自民党政務調査会奄美振興特別委員会で就任のあいさつをする野村哲郎委員長、右は森山裕顧問

台風被害支援など意見交換
新委員長に野村氏、森山氏は顧問

 【東京】自民党政務調査会奄美振興特別委員会(野村哲郎委員長、西銘恒三郎事務局長)は2日、千代田区平河町の自民党本部で会合を開いた。2027年度の奄美振興関係当初予算等について関係各省庁から説明を受け、意見交換や質疑応答があった。

 野村委員長は「奄美とはあまり縁がない」としながらも「農政活動として奄美のサトウキビの陳情の手伝いをした」とのエピソードを紹介。「奄美のために奮闘したい」と新委員長としてあいさつした。西銘事務局長が沖縄県知事選などで欠席。代わりに宮路拓馬衆院議員(鹿児島1区)の司会で、冒頭以外は非公開となった。
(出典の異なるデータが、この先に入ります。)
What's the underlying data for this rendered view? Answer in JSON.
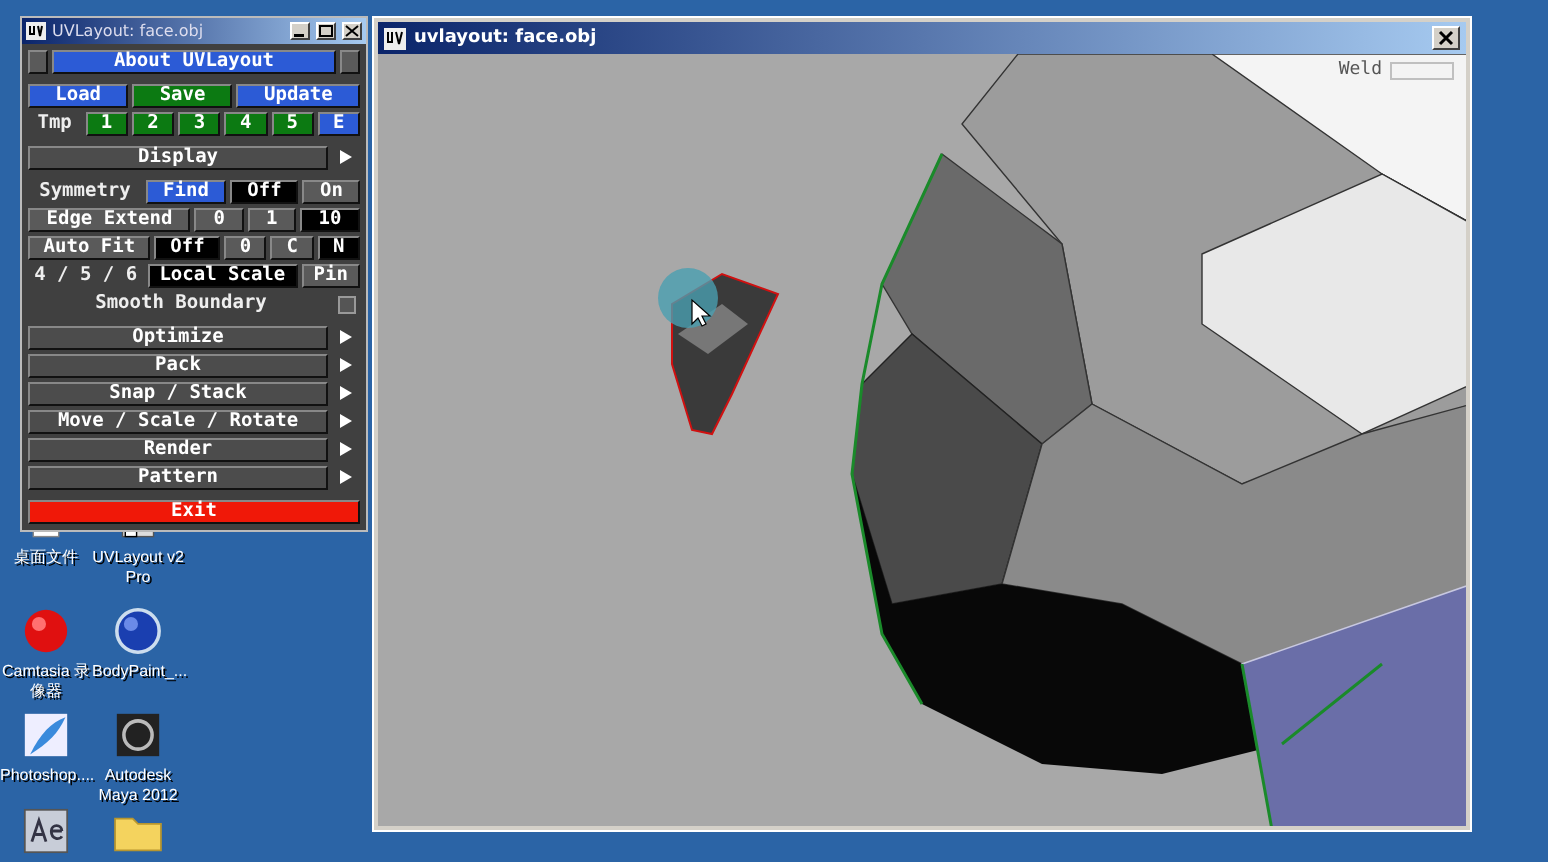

 国土交通省を皮切りに、関係各省庁が説明に入った。交付金は、前年度比20%増の36億5000万円を計上、離島留学にかかる事業について交付率をかさ上げする。出席した関係者によると、防衛省からは古仁屋港の施設整備等の説明がされた。その際に「地元建設業を使うように、との出席議員からの発言があった」という。

 高岡秀規・奄美群島市町村長会会長(徳之島町長)は「今回から適用された『投資枠』に今後、農業が入れるかが重要だ。あとは、当初予算の確保を期待したい」。安田壮平・奄美群島広域事務組合管理者(奄美市長)も「課題の共通認識は一緒だと感じた。地元であるわれわれも頑張りたい」と語った。ほか、オンラインで出席したのは以下の通り。伊集院幼大和村長、竹田泰典龍郷町長、森田弘光天城町長、前登志朗和泊町長、今井力夫知名町長、田畑克夫与論町長。

 三反園訓衆院議員(鹿児島2区)は「台風対策として体育館の冷房施設の整備等が必要だ」と印象を語り、財務大臣政務官の立場から「きめ細やかな支援をすることにつながるよう、努力していきたい」と振り返った。保岡宏武衆院議員(比例九州ブロック)は「台風被害に合わせた支援は急務だ。また、航空運賃の島民割の強化、全島の無電柱化に向けた取り組みをお願いした」とし、「地元の要望を反映するためにも、概算(要求)の実現に頑張りたい」と語った。

 委員会では、森山裕前委員長が同会の顧問として就任することが発表された。関係者によると森山氏からの発言はなかったという。